Scientists tell us that global warming poses a grave threat to our nation’s public health and welfare. The bill responds to this risk by setting up policies that promote clean energy and cut pollution. The bill limits carbon emissions from electric utilities, oil refineries and other major polluters, reducing greenhouse gas emissions by 17 percent by 2020 and 80 percent by 2050. Provisions to protect tropical forests and encourage other international greenhouse gas reductions will further reduce emissions. By demonstrating our commitment to the issue, the bill gives us credibility to persuade other nations to tackle climate change as well.

The legislation also requires electric utilities to meet 20 percent of their electricity demand through a combination of renewable energy sources and energy efficiency by 2020. The Department of Energy estimates that if the bill passes, almost one-fifth of the nation’s power will come from renewable sources within a decade, which will more than double our renewable energy output.

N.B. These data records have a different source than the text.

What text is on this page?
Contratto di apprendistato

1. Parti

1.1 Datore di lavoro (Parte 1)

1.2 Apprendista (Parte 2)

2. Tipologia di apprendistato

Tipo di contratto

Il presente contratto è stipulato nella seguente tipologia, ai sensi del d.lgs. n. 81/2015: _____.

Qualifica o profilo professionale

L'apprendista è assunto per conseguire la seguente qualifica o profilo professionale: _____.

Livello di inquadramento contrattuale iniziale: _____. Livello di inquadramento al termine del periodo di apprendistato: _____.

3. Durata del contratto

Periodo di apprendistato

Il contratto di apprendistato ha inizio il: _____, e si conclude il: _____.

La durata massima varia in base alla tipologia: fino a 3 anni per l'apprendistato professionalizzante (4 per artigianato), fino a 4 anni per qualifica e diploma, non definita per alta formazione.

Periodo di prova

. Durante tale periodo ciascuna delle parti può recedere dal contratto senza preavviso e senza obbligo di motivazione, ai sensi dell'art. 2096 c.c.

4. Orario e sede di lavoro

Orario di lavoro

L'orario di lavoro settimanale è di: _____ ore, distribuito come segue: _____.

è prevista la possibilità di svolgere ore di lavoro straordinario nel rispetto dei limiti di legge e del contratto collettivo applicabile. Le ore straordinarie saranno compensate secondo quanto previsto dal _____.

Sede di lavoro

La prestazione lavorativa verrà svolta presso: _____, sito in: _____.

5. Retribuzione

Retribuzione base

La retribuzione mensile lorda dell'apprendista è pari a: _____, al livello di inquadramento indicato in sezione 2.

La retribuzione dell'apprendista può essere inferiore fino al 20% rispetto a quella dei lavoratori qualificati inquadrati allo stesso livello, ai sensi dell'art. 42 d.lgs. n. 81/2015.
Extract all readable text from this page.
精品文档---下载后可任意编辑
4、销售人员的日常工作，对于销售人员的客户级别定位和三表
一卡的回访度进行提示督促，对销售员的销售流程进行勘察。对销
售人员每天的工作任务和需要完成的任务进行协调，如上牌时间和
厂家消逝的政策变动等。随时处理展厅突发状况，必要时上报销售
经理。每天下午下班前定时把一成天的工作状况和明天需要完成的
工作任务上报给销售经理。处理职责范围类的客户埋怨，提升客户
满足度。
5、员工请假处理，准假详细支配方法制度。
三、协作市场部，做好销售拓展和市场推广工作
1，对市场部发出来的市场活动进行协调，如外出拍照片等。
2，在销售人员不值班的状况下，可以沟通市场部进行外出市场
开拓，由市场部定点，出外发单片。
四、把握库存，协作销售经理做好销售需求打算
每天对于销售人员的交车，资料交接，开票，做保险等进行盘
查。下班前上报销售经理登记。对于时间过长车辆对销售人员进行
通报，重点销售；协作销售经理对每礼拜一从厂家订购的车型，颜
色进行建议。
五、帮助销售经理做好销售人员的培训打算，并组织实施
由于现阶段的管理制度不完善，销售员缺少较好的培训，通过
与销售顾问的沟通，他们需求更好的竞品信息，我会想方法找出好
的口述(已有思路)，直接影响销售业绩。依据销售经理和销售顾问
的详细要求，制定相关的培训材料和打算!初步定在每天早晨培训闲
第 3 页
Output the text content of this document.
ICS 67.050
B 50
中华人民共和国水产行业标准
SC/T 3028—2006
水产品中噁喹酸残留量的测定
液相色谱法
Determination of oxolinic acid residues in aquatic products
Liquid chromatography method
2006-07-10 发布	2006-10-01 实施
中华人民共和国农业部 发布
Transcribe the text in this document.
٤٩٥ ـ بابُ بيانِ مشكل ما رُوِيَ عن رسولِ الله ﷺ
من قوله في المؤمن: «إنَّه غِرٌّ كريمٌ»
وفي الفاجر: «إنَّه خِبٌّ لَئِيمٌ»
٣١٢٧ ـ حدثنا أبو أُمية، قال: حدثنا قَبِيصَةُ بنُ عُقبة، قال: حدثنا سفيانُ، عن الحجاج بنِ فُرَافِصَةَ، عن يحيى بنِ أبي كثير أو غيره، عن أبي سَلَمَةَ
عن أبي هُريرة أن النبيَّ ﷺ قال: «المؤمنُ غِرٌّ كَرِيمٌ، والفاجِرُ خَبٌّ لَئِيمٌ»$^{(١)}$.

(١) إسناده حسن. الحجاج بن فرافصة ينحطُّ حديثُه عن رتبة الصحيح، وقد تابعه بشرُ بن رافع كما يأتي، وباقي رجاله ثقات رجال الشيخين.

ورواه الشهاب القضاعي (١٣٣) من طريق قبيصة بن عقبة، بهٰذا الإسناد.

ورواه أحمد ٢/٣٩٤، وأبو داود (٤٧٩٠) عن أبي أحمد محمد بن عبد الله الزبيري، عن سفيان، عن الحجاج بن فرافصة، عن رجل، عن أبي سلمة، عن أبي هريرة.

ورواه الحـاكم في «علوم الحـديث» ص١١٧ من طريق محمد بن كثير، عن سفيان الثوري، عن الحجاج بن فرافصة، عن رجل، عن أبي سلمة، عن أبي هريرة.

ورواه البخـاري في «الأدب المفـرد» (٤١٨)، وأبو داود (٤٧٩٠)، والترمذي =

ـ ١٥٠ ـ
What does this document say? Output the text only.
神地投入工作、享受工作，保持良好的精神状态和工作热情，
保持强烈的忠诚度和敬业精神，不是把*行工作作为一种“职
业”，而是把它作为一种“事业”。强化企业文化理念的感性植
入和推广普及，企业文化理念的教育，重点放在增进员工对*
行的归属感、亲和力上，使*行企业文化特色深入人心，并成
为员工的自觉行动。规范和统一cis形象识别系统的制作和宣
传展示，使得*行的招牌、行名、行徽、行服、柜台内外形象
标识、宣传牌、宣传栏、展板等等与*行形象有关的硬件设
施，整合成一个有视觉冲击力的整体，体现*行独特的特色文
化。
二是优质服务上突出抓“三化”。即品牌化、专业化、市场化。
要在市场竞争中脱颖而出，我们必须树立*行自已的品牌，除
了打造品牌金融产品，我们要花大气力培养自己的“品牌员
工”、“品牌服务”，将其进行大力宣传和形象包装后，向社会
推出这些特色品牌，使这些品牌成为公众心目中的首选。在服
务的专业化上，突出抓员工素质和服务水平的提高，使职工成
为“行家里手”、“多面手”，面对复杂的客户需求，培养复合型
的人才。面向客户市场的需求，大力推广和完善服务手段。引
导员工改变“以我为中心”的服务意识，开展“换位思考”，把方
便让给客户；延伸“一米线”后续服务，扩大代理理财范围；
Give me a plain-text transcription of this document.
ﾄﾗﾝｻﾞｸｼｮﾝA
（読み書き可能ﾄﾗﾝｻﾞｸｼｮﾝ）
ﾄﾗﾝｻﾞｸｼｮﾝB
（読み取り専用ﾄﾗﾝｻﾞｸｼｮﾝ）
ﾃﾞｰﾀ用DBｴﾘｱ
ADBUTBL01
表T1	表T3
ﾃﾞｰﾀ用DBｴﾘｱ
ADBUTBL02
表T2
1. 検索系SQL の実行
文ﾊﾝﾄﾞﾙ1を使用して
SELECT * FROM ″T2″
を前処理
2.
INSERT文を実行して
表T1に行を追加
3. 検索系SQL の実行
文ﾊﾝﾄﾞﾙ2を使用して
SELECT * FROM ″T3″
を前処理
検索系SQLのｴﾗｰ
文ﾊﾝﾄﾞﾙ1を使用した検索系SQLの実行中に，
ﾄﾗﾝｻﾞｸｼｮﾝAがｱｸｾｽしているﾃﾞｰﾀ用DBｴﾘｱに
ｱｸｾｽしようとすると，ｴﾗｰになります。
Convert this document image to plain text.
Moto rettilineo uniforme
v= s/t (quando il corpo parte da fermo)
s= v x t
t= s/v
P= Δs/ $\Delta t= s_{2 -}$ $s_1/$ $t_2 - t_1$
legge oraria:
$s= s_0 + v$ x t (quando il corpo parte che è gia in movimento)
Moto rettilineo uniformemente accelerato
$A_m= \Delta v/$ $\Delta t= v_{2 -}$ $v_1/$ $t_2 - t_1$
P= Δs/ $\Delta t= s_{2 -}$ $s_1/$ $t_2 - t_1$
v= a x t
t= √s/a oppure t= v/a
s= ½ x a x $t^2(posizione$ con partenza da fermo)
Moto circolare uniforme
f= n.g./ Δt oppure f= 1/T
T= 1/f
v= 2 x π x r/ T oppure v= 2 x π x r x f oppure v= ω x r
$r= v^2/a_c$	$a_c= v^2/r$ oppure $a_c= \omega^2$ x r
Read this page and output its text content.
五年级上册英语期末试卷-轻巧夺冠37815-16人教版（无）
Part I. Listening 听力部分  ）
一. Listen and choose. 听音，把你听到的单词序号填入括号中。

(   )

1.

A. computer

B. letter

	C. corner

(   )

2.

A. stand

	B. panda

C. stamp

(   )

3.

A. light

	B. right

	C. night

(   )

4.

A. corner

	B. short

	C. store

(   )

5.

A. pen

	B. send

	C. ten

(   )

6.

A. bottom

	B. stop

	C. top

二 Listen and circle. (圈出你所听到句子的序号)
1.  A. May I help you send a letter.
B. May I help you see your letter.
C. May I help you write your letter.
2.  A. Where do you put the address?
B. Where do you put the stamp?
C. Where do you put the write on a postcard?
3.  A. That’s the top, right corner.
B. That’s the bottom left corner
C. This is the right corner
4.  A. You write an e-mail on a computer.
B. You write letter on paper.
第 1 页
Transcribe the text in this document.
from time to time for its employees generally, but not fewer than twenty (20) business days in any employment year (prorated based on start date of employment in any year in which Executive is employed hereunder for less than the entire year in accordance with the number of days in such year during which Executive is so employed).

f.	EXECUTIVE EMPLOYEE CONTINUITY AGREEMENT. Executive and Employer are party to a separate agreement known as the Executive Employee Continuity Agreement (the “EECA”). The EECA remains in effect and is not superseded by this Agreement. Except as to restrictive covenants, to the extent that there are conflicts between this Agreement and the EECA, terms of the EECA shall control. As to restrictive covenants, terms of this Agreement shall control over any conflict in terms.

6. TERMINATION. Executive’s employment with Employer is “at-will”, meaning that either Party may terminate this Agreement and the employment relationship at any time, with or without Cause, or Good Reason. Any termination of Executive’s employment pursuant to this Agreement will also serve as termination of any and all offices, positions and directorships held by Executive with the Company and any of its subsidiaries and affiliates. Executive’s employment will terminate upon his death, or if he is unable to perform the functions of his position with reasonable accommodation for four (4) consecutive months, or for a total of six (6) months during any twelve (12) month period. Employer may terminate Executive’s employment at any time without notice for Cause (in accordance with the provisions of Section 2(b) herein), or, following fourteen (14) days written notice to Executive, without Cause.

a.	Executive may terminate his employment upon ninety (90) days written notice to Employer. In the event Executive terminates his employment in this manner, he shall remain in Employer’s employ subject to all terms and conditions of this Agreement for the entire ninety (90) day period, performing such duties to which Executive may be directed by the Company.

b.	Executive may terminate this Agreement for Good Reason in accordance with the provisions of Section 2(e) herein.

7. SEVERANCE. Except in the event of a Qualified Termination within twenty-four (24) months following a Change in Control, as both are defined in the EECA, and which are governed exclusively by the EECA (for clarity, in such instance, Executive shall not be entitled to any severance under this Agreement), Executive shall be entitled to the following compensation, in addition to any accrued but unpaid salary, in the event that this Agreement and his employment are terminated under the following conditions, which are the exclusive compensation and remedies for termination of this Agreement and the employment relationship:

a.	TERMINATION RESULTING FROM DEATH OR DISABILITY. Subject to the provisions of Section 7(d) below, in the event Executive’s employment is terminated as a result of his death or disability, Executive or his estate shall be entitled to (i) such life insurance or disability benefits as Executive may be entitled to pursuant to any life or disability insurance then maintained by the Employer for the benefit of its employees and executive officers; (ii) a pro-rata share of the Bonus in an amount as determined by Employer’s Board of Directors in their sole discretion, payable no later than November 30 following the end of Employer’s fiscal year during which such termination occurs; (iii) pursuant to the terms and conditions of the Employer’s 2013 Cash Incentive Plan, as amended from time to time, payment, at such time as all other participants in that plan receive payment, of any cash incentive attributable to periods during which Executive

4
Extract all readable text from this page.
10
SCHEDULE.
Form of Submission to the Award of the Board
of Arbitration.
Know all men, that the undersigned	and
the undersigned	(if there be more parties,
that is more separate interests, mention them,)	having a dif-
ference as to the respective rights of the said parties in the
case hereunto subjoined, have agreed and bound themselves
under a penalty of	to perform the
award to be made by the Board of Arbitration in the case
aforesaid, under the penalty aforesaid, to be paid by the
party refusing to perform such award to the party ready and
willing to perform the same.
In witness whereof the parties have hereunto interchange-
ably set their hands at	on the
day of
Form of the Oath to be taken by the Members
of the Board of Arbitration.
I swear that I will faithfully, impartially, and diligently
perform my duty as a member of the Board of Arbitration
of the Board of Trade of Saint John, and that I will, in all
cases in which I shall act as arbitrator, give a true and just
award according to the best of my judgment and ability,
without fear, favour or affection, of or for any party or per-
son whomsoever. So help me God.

The bill’s combination of incentives and requirements will stimulate new economic growth in the clean-energy sector. It will provide a strong plan to ensure that we cut our pollution while at the same time developing the technology that will transform our economy and not add to the environmental threat.

Over the course of my career in Congress, I have often relied on my religious beliefs to guide my actions. To me, Judaism is about turning words into deeds. The idea of tikkun olam (repairing the world) is literally one of the objectives of this legislation, which we hope to make into a reality.

Rep. Henry A. Waxman (D-Los Angeles) is chair of the House Committee on Energy and Commerce.